The rate of increase in consumer prices quickened in June as limited transport options amid the gradual reopening of the country’s economy resulted in higher fares, the Philippine Statistics Authority (PSA) said Tuesday.
The headline inflation clocked in at 2.5 percent last month faster than the 2.1 percent seen in May, but slower compared with the 2.7 percent registered in June last year.
National Statistician Claire Dennis S. Mapa said transport prices picked up by an average of 2.3 percent that month, a reversal of the contraction seen in May, as most of the country transitioned from strict quarantine measures to more relaxed restrictions.
But Mapa noted that limited public transport options had fuelled inflation during the month, particularly tricycle fares and bicycle prices, which both soared by 26 percent and 7.5 percent, respectively.
In Metro Manila, the minimum charge per passenger jumped by nearly 44 percent to P17 from P12 in the previous month.
The average tricycle fare, meanwhile, increased by 129 percent compared with the same period last year.
Acting Socioeconomic Planning Secretary Karl Kendrick T. Chua agreed that the partly restricted public transport had pushed inflation along with higher domestic petroleum prices following the recovery in international oil prices.
“Tricycle fares recorded an increase of 26.0 percent from 6.6 percent, as operators tried to compensate for reduced passenger load to follow social distancing measures with higher fares,” Chua said.
Aside from transport, prices of alcoholic beverages and tobacco rose 18.5 percent in June, while both utilities as well as communication increased by 0.4 percent.
Food inflation, however, decreased further to 2.7 percent in June from 2.9 percent in the previous month and 2.6 percent in the same month last year.
The uptick in June halted the inflation’s four consecutive months of deceleration, and brought the country’s first semester average to 2.5 percent, still well within the Duterte administration’s target of 2.0 percent to 4.0 percent.
Meanwhile, Chua said that ensuring price stability through greater use of technology and supporting the agriculture value chain is necessary to help build consumer confidence dampened by the pandemic.
Chua said consumer confidence is important in supporting the gradual recovery of the domestic economy, which the government expects to contract by around 2.0 percent to 3.4 percent this year.

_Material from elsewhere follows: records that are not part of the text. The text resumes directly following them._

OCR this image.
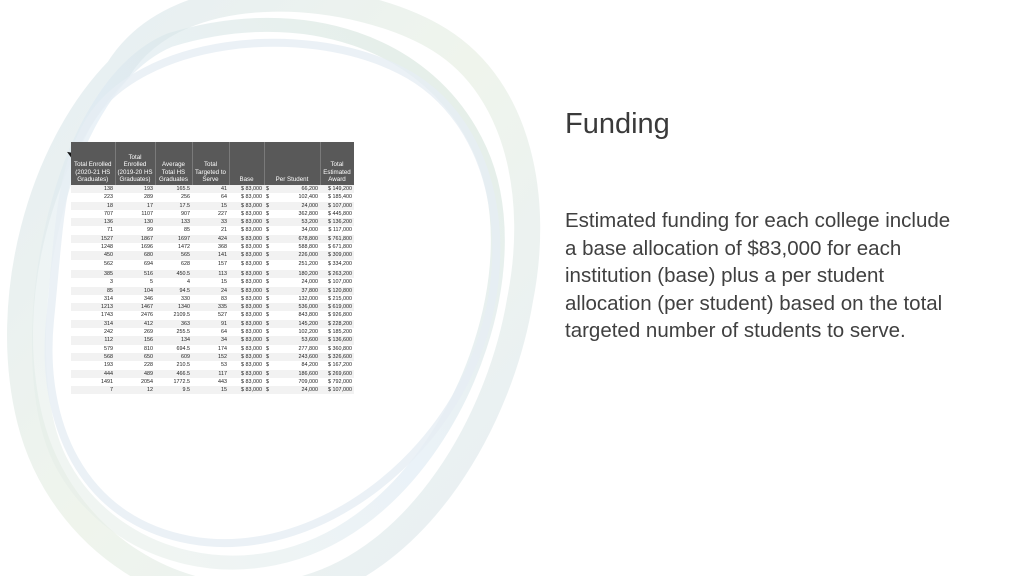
Total Enrolled (2020-21 HS Graduates)	Total Enrolled (2019-20 HS Graduates)	Average Total HS Graduates	Total Targeted to Serve	Base	Per Student	Total Estimated Award
138	193	165.5	41	$ 83,000	$ 66,200	$ 149,200
223	289	256	64	$ 83,000	$ 102,400	$ 185,400
18	17	17.5	15	$ 83,000	$ 24,000	$ 107,000
707	1107	907	227	$ 83,000	$ 362,800	$ 445,800
136	130	133	33	$ 83,000	$ 53,200	$ 136,200
71	99	85	21	$ 83,000	$ 34,000	$ 117,000
1527	1867	1697	424	$ 83,000	$ 678,800	$ 761,800
1248	1696	1472	368	$ 83,000	$ 588,800	$ 671,800
450	680	565	141	$ 83,000	$ 226,000	$ 309,000
562	694	628	157	$ 83,000	$ 251,200	$ 334,200
385	516	450.5	113	$ 83,000	$ 180,200	$ 263,200
3	5	4	15	$ 83,000	$ 24,000	$ 107,000
85	104	94.5	24	$ 83,000	$ 37,800	$ 120,800
314	346	330	83	$ 83,000	$ 132,000	$ 215,000
1213	1467	1340	335	$ 83,000	$ 536,000	$ 619,000
1743	2476	2109.5	527	$ 83,000	$ 843,800	$ 926,800
314	412	363	91	$ 83,000	$ 145,200	$ 228,200
242	269	255.5	64	$ 83,000	$ 102,200	$ 185,200
112	156	134	34	$ 83,000	$ 53,600	$ 136,600
579	810	694.5	174	$ 83,000	$ 277,800	$ 360,800
568	650	609	152	$ 83,000	$ 243,600	$ 326,600
193	228	210.5	53	$ 83,000	$ 84,200	$ 167,200
444	489	466.5	117	$ 83,000	$ 186,600	$ 269,600
1491	2054	1772.5	443	$ 83,000	$ 709,000	$ 792,000
7	12	9.5	15	$ 83,000	$ 24,000	$ 107,000
Funding

Estimated funding for each college include a base allocation of $83,000 for each institution (base) plus a per student allocation (per student) based on the total targeted number of students to serve.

“The moderate increase in inflation will help in the recovery of consumer demand as the economy gradually reopens,” Chua said.
As the COVID-19 pandemic continues to affect the daily lives of Filipinos, he said the government needs to ensure commodity prices remain low and stable to preserve the purchasing power of Filipinos.
This will help build-up consumer confidence and support the gradual opening and recovery of the domestic economy, Chua said.
The NEDA chief added that with the onset of the rainy season and continued implementation of community quarantine measures, the government and the private sector need to use existing digital technologies to better address supply bottlenecks and ensure stable prices.
“Although inflation is expected to remain within the target range of 2.0 to 4.0 percent this year, we need to closely monitor possible upside risks to inflation as select economic activities are now resuming, although at reduced capacities,” Chua said.